In the group captive model, multiple offtakers are involved, and their combined equity typically amounts to 26%. As per the Electricity Rules, 2005, they are required to procure a minimum of 51% of power generated, up to a maximum of 100% of the project capacity. Open access solar developers then fund the remaining 74% equity to facilitate project development.

According to Mercom India Research’s various discussions with open access solar stakeholders in the state, it was identified that DISCOMs in Rajasthan often insist that developers must consume 74% of the power in line with their equity stake, which creates hurdles as these projects are designed to sell power to consumers. Consequently, DISCOMs delay approving new group captive projects, stalling the open access group captive market in the state.

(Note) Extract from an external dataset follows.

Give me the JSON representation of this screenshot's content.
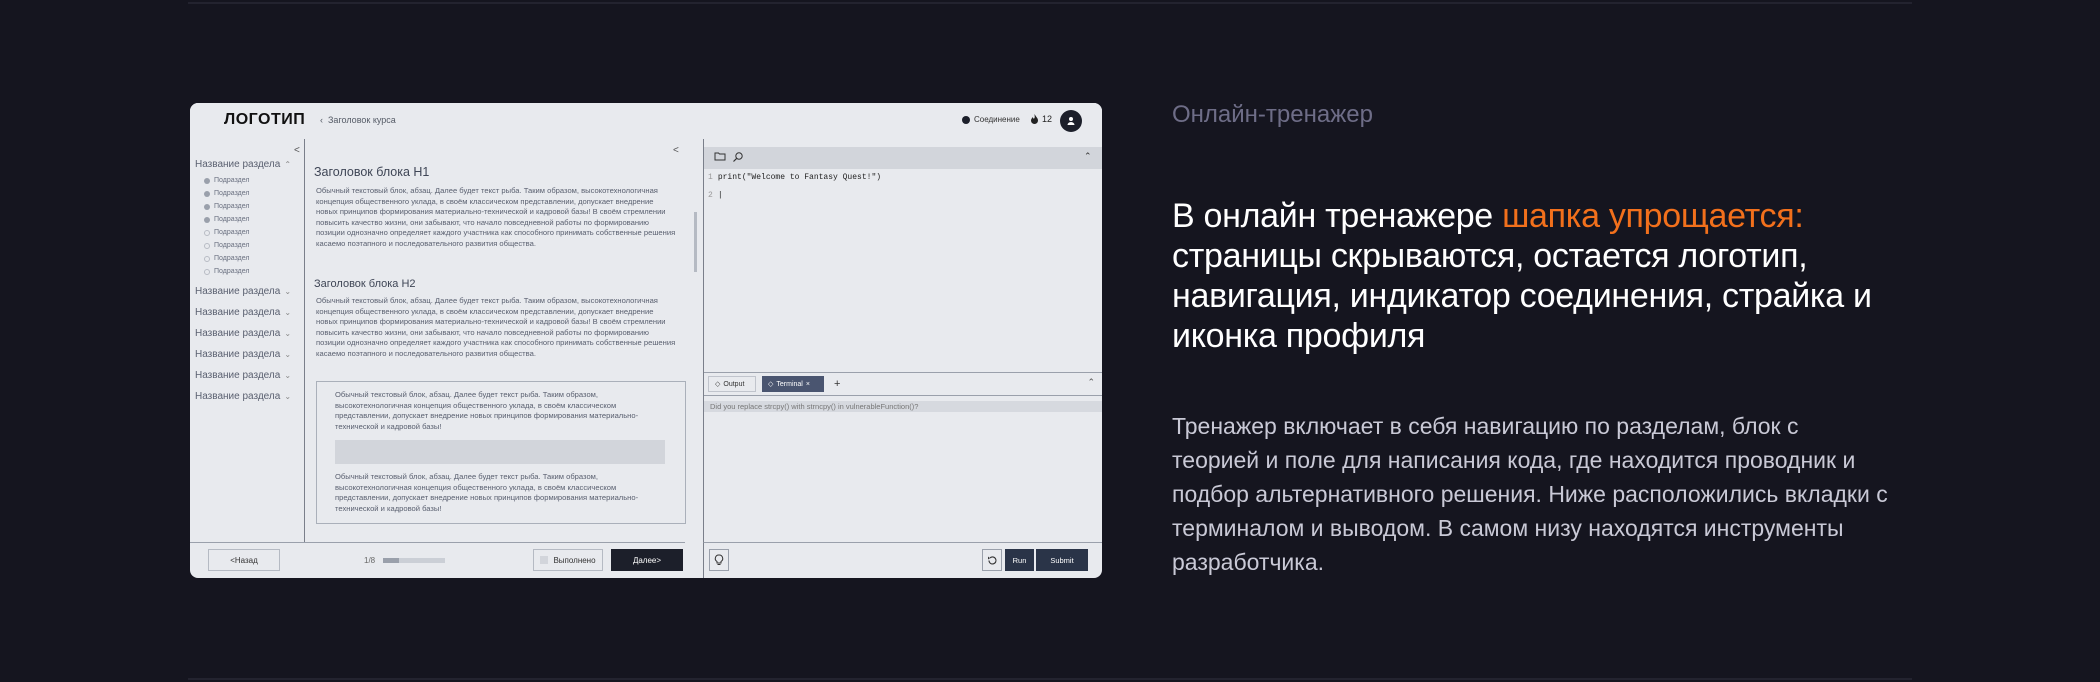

A senior executive at an open-access solar solutions firm said, “The Rajasthan Electricity Regulatory Commission prohibits the registration of group captive projects, creating a significant constraint in Rajasthan’s energy landscape. Unlike progressive states like Uttar Pradesh, Haryana, Karnataka, and Chhattisgarh, Rajasthan faces a hindrance in its energy sector growth.”

“Also, around 90% of the projects established in the state are tailored for the bidding process, presenting unique challenges and delays. Advocating for a policy shift to permit group captive projects can catalyze installations, similar to the positive change witnessed a year ago for normal captive projects. Revisiting the restriction on projects with multiple off-takers can further invigorate the market,” the executive said.

The state recently unveiled its Renewable Energy Policy 2023, aiming to establish 90 GW of renewable energy projects by the financial year 2029-30. Solar projects will constitute 65 GW, wind and wind-solar hybrid 15 GW, hydropower, pumped storage projects, and battery energy storage system projects 10 GW.

One of the less welcomed regulations is that renewable energy projects supplying power to entities other than DISCOMs will be charged with facilitation charges or will be mandated to supply 7% of the power to DISCOMs at no cost.

The facilitation charges are ₹50,000 (~$600)/hectare per year for projects commissioned on or after the policy’s commencement throughout the project’s lifespan.

A seasoned renewable energy professional from a Gujarat-headquartered company said, “The introduction of facilitation charges was a strategic move aimed at curbing excessive power exports from the state. It is reasonable to implement such measures, considering that despite Rajasthan’s vast solar potential, the state has encountered energy shortages in recent times. Initially, the proposed charges were even higher. However, the new Renewable Energy Policy has re-evaluated, resulting in a reduction of these charges to benefit developers’ financial interests.”

“Nevertheless, when compared to other states, it is undeniable that these regulations could pose a hurdle for the initiation of projects within the state,” he further added.

However, in light of optimism for utility-scale and C&I sector, an executive from Enel Green said, “The policy’s most significant provision lies in the notable reduction of the facilitation charge imposed on developers by DISCOM. This translates to savings, estimated at ₹150,000 (~$1,805)/MW per year under the current policy, a considerable improvement compared to its predecessor. This adjustment serves as a catalyst for promoting inter-state electricity transactions and will be particularly advantageous for utility-scale developers establishing projects in Rajasthan. Furthermore, the amended policy is poised to drive down the overall project cost for C&I ventures, consequently leading to a reduction in tariffs.”

Stakeholders expressed that navigating through regulatory requirements, securing necessary approvals, and adhering to compliance standards has been time-consuming, leading to delays that impact the entire project timeline.

While the state’s commitment to renewable energy transition remains unwavering, addressing these challenges is crucial to unlock Rajasthan’s full potential as far as open access projects are concerned.

Resolving these issues requires a collaborative effort from policymakers, regulatory bodies, and industry stakeholders to streamline processes, expedite infrastructure development, and foster a more conducive environment for open-access pipeline projects in the state.